The VLA-4 (alpha 4 beta 1) integrin is involved in the adhesion of cells to fibronectin and vascular cell adhesion molecule-1 (VCAM-1). In order to study alpha 4 structure-function relationships, we have expressed mutated alpha 4 subunit by transfection into VLA-4-negative K562 cells. Substitutions at alpha 4 residues Arg89-Asp90, which show the highest surface probability indexes inside the N-terminal alpha 4/80 fragment, resulted in a reduction in the reactivity of all anti-alpha 4 epitope A monoclonal antibodies (mAbs) tested, compared with the reactivity with anti-alpha 4 epitopes B1, B2, and C mAb, both by transfectant flow cytometry, and by immunoprecipitation and SDS-polyacrylamide gel electrophoresis analysis of transfectant surface-iodinated proteins.

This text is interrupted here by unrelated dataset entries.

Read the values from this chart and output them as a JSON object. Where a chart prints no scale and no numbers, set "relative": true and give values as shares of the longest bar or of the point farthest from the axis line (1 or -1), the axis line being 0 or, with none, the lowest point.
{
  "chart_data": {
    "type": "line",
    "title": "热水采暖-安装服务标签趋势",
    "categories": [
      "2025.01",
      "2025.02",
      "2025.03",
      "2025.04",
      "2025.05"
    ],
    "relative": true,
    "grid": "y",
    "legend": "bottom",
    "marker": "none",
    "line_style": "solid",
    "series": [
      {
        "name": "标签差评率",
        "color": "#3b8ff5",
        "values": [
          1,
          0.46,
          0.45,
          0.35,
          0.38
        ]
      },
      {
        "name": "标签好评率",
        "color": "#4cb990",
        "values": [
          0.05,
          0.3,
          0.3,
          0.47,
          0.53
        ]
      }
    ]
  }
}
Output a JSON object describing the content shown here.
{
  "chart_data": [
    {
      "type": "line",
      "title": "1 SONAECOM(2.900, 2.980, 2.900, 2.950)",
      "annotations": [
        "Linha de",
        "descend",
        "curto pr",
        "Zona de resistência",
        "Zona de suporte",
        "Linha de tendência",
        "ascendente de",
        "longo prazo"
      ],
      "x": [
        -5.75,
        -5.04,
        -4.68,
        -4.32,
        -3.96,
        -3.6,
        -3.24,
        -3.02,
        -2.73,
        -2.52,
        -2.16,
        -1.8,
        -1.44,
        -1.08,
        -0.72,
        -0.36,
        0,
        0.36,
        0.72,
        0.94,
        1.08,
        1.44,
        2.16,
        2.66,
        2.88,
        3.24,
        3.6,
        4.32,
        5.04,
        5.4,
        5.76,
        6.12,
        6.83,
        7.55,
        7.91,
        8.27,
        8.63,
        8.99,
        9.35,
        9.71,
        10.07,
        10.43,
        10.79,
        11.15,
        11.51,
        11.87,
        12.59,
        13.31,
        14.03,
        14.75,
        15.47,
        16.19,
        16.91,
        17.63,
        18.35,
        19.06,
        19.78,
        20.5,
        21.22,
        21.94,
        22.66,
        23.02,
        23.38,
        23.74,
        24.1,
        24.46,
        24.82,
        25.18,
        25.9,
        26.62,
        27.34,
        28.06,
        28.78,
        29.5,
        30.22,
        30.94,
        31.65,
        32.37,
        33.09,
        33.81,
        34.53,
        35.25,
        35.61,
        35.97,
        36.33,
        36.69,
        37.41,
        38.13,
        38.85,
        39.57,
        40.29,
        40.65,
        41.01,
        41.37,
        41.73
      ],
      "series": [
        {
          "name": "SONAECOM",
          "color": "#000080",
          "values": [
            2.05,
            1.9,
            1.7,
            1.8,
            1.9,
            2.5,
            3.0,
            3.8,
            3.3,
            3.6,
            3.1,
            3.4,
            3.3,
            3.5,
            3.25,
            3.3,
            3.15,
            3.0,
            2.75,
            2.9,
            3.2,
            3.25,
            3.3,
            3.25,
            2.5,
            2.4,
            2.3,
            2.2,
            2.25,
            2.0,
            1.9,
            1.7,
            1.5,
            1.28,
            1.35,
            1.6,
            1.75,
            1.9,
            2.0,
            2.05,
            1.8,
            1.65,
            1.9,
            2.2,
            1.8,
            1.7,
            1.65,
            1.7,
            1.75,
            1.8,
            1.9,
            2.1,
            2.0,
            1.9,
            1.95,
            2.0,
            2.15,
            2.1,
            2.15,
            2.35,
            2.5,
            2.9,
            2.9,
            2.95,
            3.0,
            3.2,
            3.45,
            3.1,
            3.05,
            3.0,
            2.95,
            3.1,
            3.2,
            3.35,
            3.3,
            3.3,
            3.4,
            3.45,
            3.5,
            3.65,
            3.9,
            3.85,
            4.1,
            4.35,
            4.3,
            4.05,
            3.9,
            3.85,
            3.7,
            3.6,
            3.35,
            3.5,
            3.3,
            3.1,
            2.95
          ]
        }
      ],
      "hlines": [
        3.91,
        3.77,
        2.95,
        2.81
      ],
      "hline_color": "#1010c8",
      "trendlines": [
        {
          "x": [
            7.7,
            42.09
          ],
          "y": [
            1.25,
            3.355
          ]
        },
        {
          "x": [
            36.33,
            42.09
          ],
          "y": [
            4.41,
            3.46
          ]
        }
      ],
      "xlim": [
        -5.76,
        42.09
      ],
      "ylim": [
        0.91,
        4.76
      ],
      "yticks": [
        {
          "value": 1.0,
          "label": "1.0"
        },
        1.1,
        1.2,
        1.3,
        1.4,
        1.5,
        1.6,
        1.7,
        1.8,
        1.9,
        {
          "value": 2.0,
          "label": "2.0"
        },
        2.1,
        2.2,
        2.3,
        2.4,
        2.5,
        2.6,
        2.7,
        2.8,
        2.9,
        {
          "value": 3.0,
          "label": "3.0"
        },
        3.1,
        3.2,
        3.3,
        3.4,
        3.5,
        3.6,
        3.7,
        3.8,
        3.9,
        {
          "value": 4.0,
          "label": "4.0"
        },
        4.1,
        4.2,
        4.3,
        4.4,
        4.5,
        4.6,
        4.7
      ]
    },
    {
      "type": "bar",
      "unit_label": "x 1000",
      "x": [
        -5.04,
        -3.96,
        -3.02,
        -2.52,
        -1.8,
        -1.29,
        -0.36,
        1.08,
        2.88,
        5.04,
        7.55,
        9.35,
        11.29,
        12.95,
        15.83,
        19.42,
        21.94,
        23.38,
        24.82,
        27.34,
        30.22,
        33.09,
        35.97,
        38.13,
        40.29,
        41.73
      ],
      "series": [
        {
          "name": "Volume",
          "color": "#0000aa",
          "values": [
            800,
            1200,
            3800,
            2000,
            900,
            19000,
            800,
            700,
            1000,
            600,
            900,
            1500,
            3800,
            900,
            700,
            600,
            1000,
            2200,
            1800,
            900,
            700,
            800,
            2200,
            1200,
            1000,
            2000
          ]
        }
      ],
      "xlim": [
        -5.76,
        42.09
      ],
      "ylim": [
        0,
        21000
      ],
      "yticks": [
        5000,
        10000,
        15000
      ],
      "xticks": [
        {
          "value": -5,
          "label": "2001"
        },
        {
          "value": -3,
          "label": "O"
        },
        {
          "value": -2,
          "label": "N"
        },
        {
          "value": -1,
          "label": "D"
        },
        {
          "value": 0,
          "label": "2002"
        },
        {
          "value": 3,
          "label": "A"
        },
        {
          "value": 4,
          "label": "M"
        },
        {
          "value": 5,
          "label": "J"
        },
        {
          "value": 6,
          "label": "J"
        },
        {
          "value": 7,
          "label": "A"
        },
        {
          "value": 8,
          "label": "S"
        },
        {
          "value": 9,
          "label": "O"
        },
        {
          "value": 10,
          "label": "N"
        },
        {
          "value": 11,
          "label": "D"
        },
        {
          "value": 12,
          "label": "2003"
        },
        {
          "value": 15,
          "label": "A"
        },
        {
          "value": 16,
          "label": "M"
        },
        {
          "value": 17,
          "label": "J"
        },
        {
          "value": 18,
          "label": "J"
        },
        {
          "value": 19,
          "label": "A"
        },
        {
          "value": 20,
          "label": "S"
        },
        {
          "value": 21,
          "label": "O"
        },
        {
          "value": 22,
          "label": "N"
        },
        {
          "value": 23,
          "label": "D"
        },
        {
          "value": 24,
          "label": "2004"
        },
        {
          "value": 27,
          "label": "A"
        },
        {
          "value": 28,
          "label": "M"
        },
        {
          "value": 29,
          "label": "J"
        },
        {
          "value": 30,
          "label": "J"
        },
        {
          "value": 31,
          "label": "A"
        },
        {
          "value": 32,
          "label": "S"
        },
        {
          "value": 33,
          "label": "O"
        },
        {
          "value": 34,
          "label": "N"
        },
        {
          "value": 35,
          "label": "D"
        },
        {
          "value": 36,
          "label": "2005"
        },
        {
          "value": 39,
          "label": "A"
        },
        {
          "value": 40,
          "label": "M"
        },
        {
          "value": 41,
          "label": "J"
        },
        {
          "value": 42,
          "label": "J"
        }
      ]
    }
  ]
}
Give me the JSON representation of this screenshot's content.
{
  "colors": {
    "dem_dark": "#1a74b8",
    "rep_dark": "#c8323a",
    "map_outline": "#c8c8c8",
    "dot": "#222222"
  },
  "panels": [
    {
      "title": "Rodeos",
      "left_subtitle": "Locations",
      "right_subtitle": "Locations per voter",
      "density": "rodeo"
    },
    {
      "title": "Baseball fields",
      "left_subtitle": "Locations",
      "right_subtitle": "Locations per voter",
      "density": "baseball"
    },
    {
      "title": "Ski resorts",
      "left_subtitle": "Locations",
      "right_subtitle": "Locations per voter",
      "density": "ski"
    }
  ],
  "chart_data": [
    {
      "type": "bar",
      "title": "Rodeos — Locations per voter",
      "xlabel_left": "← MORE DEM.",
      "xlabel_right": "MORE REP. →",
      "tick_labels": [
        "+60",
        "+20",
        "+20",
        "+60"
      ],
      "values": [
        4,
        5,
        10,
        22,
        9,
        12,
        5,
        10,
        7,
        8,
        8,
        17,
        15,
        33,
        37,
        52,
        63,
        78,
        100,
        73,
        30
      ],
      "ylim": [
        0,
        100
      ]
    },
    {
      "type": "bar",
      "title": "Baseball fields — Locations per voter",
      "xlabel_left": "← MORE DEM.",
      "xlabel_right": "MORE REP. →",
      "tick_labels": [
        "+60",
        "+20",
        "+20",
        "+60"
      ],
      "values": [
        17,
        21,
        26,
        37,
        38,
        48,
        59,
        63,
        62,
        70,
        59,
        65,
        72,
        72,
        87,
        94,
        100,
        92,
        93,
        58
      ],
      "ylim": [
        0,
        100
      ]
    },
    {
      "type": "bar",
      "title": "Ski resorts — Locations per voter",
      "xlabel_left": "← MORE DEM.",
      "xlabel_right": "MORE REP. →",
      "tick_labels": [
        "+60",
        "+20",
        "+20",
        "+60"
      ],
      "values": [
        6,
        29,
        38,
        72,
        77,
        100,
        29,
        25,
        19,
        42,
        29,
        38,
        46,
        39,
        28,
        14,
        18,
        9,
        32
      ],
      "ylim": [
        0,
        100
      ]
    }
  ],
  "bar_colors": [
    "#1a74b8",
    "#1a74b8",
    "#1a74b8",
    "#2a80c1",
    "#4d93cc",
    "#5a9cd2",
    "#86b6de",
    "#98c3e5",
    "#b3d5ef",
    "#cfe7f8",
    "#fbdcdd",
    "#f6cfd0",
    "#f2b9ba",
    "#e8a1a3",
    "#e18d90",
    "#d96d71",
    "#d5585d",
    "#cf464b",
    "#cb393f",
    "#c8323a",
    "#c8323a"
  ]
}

In contrast, substitutions at nearby residues, Gln101, Pro102, and Ile105 did not affect the reactivity of any anti-alpha 4 mAb representing the known alpha 4 epitopes. Homotypic cell aggregation triggered by anti-alpha 4 epitope A mAb was prevented in the transfectants expressing mutated alpha 4 Arg89-Asp90Asp residues, while cell aggregation was fully achieved with either anti-alpha 4 epitope B2 or anti-beta 1 mAb. Mutations at alpha 4 residues Gln101, Pro102, and Ile108 did not affect the homotypic cell aggregation of the transfectants expressing these mutations. In addition, the adhesion of mutant Arg89-Asp90 alpha 4 transfectants to the connecting segment-1-containing fibronectin-40 (FN-40) fragment of fibronectin was diminished compared to wild type alpha 4 transfectants, as well as to other mutant alpha 4 transfectants. This adhesion to FN-40 was restored when the activating anti-beta 1 TS2/16 mAb was present in the adhesion assays. In contrast, adhesion to VCAM-1 was not affected by mutations at Arg89-Asp90, nor at Gln101, Pro102, and Ile108 alpha 4 residues. Altogether, these results indicate that alpha 4 residues Arg89 and Asp90 are included in a region involved in homotypic cell aggregation, as well as in adhesion to FN-40, but not to VCAM-1.